そんな仕事振りで、どうしてクビにならず、大したバツも受けずにいるのだろうと不思議に思った亜紀は、それを野田に尋ねたことがあった。
遅刻は多い上に、それでも定時になるとタイムカードを押して帰ってしまう。
今日中にと頼んだ仕事が終らなくても、江藤は全く気にしない。
帰るときに、ここまでやったと報告して、最後までやっていくように言っても、もう時間なのでとさらりと告げて帰ってしまう。
江藤に言わせると、定時間内に終らせることのできないような量の仕事を、無理やり割り振るほうに問題があるらしい。


‐上の人の仕事の出し方に問題があるですよ。
‐ボクは時間内にやれるだけの仕事はしたんで。


正当な主張だと、悪びれることもなくそう言って、江藤は帰ってしまうのだ。
貴重な自分の時間を、わずかな残業代などというものと引き換えたくないと、そう課長に言ったらしい。

そんな江藤が未だに会社にいるのは、取引先の偉い人の甥という肩書きがあるかららしい。
なんでも、取引先から頼まれて入社させたという経緯があって、きつく叱るとその取引先の偉い人が飛んできて、何とか穏便にと頭を下げていくらしい。

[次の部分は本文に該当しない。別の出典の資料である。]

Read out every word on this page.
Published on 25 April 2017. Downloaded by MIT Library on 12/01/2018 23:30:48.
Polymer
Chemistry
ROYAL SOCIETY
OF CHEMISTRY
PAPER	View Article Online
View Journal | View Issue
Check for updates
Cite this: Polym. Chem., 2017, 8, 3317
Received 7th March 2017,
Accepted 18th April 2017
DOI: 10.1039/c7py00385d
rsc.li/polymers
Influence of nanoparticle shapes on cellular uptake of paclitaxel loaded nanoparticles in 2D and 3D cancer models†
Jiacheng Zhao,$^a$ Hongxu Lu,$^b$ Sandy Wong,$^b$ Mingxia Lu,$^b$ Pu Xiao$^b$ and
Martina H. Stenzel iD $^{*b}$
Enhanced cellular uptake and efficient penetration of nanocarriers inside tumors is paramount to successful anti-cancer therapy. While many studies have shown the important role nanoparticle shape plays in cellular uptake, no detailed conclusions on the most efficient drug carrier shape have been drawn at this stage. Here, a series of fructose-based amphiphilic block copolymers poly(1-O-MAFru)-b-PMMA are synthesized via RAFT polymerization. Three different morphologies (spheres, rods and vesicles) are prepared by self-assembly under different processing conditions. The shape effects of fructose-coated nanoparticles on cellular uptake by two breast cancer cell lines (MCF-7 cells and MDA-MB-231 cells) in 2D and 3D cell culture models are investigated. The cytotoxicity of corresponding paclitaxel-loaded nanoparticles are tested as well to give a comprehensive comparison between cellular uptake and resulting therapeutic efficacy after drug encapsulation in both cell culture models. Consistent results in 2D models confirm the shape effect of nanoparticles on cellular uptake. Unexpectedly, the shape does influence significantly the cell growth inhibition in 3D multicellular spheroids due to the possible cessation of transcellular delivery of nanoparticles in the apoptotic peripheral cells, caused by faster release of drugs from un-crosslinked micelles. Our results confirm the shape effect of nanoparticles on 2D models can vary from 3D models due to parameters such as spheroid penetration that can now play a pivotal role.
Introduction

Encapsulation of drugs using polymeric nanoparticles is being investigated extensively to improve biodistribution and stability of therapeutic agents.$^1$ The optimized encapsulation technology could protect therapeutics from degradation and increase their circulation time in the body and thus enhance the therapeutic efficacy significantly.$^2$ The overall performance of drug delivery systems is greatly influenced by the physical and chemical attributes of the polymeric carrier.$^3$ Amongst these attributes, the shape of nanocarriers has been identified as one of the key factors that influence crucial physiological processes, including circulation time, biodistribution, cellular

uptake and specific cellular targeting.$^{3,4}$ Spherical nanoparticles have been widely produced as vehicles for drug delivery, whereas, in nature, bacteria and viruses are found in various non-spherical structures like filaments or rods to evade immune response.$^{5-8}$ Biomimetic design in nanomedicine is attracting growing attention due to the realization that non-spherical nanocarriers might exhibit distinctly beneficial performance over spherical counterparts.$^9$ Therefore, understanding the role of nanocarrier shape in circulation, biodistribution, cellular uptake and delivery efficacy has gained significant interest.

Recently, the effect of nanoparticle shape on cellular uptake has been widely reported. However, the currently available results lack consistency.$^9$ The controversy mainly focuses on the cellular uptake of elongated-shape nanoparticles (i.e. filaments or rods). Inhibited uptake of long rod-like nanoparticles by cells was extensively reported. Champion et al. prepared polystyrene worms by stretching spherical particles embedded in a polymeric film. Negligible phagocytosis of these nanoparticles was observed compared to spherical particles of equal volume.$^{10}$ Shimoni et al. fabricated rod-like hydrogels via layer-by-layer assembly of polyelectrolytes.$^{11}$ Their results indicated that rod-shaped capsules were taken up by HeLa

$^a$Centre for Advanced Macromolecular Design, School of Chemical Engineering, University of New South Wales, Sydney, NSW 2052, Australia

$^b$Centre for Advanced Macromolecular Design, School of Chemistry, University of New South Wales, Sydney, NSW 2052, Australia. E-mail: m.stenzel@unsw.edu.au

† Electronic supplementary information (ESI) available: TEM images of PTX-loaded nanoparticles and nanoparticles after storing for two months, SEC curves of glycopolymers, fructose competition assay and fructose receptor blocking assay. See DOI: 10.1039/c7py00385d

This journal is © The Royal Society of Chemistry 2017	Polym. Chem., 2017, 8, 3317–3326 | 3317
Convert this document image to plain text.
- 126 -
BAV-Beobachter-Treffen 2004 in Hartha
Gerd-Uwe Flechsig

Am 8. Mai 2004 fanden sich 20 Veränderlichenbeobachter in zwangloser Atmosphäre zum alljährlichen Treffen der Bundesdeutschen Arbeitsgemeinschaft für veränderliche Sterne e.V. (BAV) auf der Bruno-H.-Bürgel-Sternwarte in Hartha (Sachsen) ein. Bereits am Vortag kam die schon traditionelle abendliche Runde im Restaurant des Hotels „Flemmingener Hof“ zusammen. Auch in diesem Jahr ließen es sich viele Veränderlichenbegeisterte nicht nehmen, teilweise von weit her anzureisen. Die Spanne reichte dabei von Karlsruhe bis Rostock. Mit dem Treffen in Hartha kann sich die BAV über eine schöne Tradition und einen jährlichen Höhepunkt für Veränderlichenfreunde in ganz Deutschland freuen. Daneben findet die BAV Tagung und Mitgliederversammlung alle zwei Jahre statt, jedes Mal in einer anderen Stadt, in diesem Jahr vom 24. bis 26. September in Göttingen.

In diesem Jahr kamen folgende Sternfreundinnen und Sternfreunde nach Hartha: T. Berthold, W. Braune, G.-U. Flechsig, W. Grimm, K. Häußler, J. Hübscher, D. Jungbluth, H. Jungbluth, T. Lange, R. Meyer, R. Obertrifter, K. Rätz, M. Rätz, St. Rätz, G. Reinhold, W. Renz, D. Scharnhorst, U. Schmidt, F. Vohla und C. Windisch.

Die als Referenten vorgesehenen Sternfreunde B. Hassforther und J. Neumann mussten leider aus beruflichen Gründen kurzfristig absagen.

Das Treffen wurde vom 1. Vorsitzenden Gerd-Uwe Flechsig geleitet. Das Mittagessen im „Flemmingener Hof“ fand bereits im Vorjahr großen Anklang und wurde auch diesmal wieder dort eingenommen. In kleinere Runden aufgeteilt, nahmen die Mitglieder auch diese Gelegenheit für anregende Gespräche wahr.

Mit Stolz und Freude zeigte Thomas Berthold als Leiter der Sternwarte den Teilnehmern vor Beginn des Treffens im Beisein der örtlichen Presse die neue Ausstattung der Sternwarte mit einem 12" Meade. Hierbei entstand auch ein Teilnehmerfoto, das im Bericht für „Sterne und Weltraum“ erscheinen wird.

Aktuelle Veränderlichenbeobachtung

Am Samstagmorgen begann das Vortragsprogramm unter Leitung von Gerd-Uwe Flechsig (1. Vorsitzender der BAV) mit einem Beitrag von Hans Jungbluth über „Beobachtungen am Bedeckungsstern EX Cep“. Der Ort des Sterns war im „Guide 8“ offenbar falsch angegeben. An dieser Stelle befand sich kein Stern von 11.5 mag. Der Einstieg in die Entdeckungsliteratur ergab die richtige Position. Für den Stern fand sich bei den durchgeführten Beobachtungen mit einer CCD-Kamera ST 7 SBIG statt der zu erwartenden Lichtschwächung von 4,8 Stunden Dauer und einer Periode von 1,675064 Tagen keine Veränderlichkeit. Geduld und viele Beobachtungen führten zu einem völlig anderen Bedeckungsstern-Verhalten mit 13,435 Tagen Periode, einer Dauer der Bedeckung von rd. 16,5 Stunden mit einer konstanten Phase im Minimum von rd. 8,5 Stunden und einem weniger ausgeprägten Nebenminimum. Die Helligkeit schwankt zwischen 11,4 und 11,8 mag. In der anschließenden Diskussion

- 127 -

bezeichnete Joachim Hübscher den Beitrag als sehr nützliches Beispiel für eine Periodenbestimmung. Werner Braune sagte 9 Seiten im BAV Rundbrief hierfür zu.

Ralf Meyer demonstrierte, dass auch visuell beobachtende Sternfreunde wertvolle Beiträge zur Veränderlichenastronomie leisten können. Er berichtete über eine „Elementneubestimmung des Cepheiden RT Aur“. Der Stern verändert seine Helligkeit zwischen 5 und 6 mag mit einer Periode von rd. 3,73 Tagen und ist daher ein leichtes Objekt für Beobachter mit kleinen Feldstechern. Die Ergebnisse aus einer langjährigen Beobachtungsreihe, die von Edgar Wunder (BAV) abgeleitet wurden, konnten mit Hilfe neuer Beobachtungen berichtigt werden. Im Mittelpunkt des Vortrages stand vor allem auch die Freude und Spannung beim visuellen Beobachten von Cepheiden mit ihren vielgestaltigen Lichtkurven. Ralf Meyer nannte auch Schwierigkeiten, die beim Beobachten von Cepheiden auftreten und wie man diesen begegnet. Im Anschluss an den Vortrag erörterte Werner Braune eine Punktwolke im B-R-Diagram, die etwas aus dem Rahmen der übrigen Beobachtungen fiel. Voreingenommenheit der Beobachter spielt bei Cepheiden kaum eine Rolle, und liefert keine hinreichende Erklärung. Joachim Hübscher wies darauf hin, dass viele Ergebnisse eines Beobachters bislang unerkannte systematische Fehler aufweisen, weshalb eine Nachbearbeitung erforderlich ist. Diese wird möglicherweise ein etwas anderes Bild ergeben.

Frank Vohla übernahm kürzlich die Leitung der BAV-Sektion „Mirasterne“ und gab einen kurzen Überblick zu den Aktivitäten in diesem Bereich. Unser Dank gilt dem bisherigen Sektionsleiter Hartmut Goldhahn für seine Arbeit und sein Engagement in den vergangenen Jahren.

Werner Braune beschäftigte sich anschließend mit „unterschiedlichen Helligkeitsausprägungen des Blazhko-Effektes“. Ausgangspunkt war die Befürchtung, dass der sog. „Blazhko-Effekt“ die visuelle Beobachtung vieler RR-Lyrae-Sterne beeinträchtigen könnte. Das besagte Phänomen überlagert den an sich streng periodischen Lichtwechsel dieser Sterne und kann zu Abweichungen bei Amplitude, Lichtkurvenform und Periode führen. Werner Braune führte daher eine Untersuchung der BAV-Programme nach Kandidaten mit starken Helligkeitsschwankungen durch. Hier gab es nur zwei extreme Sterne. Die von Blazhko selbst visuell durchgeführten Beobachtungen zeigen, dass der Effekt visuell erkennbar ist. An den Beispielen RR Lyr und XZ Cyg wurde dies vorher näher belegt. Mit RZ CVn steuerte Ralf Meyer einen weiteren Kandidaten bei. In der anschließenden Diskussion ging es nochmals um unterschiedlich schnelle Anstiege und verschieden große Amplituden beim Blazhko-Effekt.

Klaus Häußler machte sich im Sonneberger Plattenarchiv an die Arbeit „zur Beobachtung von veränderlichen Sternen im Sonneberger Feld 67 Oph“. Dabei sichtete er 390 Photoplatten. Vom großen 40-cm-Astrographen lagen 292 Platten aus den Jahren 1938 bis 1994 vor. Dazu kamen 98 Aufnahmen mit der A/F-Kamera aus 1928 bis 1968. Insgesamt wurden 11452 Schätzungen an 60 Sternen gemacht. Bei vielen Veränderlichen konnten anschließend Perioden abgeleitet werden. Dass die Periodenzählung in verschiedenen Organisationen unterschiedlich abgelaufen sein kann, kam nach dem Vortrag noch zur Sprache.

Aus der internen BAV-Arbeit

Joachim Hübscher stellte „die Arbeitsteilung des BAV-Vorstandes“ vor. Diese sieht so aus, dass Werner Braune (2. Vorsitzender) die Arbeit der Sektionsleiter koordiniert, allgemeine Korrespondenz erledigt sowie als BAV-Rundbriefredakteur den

朝から、野田は何度も江藤のケータイに電話を入れていた。
でも、それにも全く出ないらしい。
苛立ちながら、固定電話の受話器を野田は何度も叩き置いた。
亜紀の視線を気付いた隣の町田が、肩を竦める。


どうしようもねえな、あのバカ


顔にはそんな文字がありありと浮かんでいた。


また、朝から課長のガミガミ声聞くのかあ。
会議室でやってくれないかなあ。
あのやりとり、聞いてるほうも滅入ってくるんだよねえ。


亜紀は江藤が出社後繰り広げられる光景を思い浮かべて、また一つ、息を吐き出した。